Yep CSchenk, as hashie relates, the cheap and plentiful 19L stockpot is my main weapon and Maxi-BIAB
is the way I get bigger batches out of it (not sure if that's what you're after though?). The method has a few sneaky clever tricks which makes life a bit easier as well, so I do recommend it, but maybe try Mini-BIAB
first to get a more wholesome BIAB experience, if you do that you should be able to get 13 or 14L per batch in that stockpot.
Now, with Maxi-BIAB you should be able to brew 23- 25L batches with relative ease
, I do that pretty much all of the time, I've not done more than 25L but I don't have too many doubts about being able to do 30L of lower- strength beer (say around 3- 4% abv).
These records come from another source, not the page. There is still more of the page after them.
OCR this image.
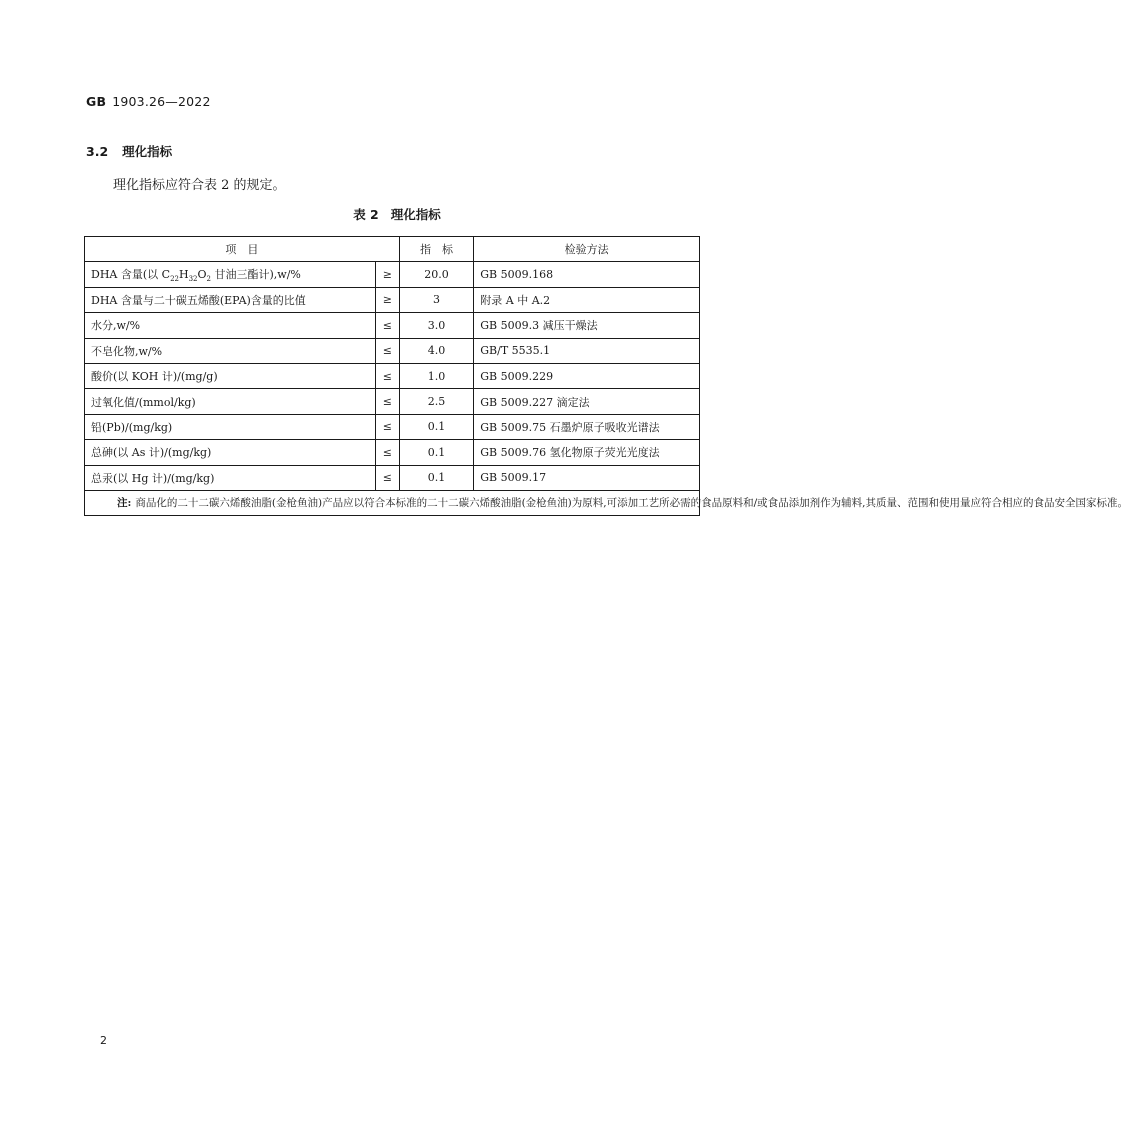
GB 1903.26—2022
3.2 理化指标
理化指标应符合表 2 的规定。
表 2 理化指标
项　目		指　标	检验方法
DHA 含量(以 $C_{22}H_{32}O_2$ 甘油三酯计),w/%	≥	20.0	GB 5009.168
DHA 含量与二十碳五烯酸(EPA)含量的比值	≥	3	附录 A 中 A.2
水分,w/%	≤	3.0	GB 5009.3 减压干燥法
不皂化物,w/%	≤	4.0	GB/T 5535.1
酸价(以 KOH 计)/(mg/g)	≤	1.0	GB 5009.229
过氧化值/(mmol/kg)	≤	2.5	GB 5009.227 滴定法
铅(Pb)/(mg/kg)	≤	0.1	GB 5009.75 石墨炉原子吸收光谱法
总砷(以 As 计)/(mg/kg)	≤	0.1	GB 5009.76 氢化物原子荧光光度法
总汞(以 Hg 计)/(mg/kg)	≤	0.1	GB 5009.17

注: 商品化的二十二碳六烯酸油脂(金枪鱼油)产品应以符合本标准的二十二碳六烯酸油脂(金枪鱼油)为原料,可添加工艺所必需的食品原料和/或食品添加剂作为辅料,其质量、范围和使用量应符合相应的食品安全国家标准。			
2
The main reason I haven't done the bigger run is that I don't actually have a fermenter big enough, so it is pointless really unless I had a use for an extra 5L of wort (haven't until now).
Post- boil dilution is where the extra volume is made up, because we're adding just plain water obviously the wort (unfermented beer) is stronger than usual, but this doesn't cause any real problems and it is just a straight concentration- volume conversion. I usually mash 4.0 to 4.5kg of grain per batch, it generally yields 17L of about 1.070, so with a target gravity of 1.048, the maths go like this:
Actual SG / Target SG * Actual Volume , so 70 / 48 * 17L = 24.8L diluted, so the water added is 24.8 - 17 = 7.8L
As an aside, that example was a very efficient mash from 4.0kg base malt, 0.17kg specialty malt and 0.2kg dextrose, the dex is to style in a UK Bitter but brewing dextrose/ sugar- friendly styles is another helpful way to ensure volume and gravity targets are met. Also the sophisticated (
) method that I use for filtering the wort (a simple kitchen sieve!
) is about as efficient as it can get, so just about all of that 17L of concentrated wort is captured in the fermenter, this also helps keep overall efficiency high and the desired batch size achievable.